German police recorded 188 anti-Muslim hate crimes in the second quarter of this year, Germany's Interior Ministry said. At least 15 mosques were attacked between April and June of 2020 and dozens of Muslims were physically assaulted or verbally harassed on the street or in a public place, the latest figures released by the ministry showed. Nine Muslims were injured in these attacks.
While criminal investigations were opened against several suspects, no arrests have been made so far, the ministry confirmed. Nearly 40 of the anti-Muslim hate crimes were recorded in the capital Berlin.
Germany has witnessed growing racism and Islamophobia in recent years, fueled by the propaganda of neo-Nazi groups and the far-right opposition Alternative for Germany (AfD) party. Germany is home to 81 million people and is home to the second-largest Muslim population in Western Europe after France. Of the country’s nearly 4.7 million Muslims, at least 3 million are of Turkish descent.
The country has been recording Islamophobic crimes separately since 2017. The total number of cases in 2019 has not been officially announced. In 2018 there were 910, including 48 attacks on mosques alone, a little lower than 2017 with 1,095 crimes. More than 90% of these were attributed to politically motivated crimes by the far-right. Considering that the overall number of crimes has decreased, the assaults have increased, Die Tageszeitung stressed. In 2017 authorities reported 56 Islamophobic assaults with a total of 38 injuries.

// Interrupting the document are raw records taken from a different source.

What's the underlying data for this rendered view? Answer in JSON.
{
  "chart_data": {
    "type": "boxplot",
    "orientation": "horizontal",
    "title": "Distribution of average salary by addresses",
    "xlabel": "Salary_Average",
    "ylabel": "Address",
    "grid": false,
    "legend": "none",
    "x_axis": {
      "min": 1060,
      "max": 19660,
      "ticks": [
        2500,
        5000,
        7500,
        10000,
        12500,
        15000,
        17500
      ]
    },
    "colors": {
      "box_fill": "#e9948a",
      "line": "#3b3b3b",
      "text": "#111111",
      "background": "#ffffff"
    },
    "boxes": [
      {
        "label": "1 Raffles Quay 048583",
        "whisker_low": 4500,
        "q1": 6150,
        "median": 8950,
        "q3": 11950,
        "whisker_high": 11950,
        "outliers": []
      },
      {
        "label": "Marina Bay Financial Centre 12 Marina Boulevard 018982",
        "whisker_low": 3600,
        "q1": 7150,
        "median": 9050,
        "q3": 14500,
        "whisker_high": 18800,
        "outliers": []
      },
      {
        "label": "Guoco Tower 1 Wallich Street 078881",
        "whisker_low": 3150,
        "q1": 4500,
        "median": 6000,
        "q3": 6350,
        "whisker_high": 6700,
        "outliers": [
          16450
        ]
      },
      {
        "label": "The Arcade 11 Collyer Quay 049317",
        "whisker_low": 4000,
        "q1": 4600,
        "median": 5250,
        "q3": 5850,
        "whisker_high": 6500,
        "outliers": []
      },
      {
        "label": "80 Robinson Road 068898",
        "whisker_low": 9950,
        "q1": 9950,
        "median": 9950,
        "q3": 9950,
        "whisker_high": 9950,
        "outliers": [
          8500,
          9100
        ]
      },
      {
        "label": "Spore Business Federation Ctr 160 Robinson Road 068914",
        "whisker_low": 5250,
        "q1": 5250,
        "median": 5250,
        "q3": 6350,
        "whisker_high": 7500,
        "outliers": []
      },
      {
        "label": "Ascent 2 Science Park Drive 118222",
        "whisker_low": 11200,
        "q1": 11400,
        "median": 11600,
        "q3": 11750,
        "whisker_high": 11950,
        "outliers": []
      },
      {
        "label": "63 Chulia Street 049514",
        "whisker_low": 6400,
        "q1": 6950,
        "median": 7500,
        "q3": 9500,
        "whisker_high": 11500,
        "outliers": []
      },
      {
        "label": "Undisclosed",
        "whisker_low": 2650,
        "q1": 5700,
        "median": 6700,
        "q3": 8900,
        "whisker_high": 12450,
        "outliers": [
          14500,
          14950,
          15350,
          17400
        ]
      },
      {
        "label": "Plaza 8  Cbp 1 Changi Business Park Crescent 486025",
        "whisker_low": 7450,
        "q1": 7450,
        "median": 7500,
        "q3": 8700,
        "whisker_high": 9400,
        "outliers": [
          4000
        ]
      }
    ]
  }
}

In 2018, there were 74 offenses with a total of 52 injuries – including two attempted murders.
Every other day throughout the course of 2019, a mosque, a Muslim institution or a religious representative in Germany was targeted in anti-Muslim attacks, another inquiry by the Left Party showed recently.
The latest violent anti-Muslim attacks took place in the town Hanau on Feb. 19. Tobias Rathjen, a terrorist harboring racist views, gunned down nine people of immigrant backgrounds, including five Turkish nationals, before killing himself. The Hanau attack ignited the debate over the seriousness of far-right terrorist threats often ignored by authorities. It was one of the worst acts of terrorism with racist motives in recent memory.
Racist attacks targeting Muslims or immigrants increasingly make the headlines as white supremacists become more efficient in an age where their ideals, or at least parts of them, are going mainstream. Not a single, large terrorist group harboring a racist agenda against Muslims and immigrants exist, but copycat attacks apparently inspire more to take up arms. The tolerant political climate under the pretext of freedom of speech helped far-right sympathizers with violent tendencies expand their support.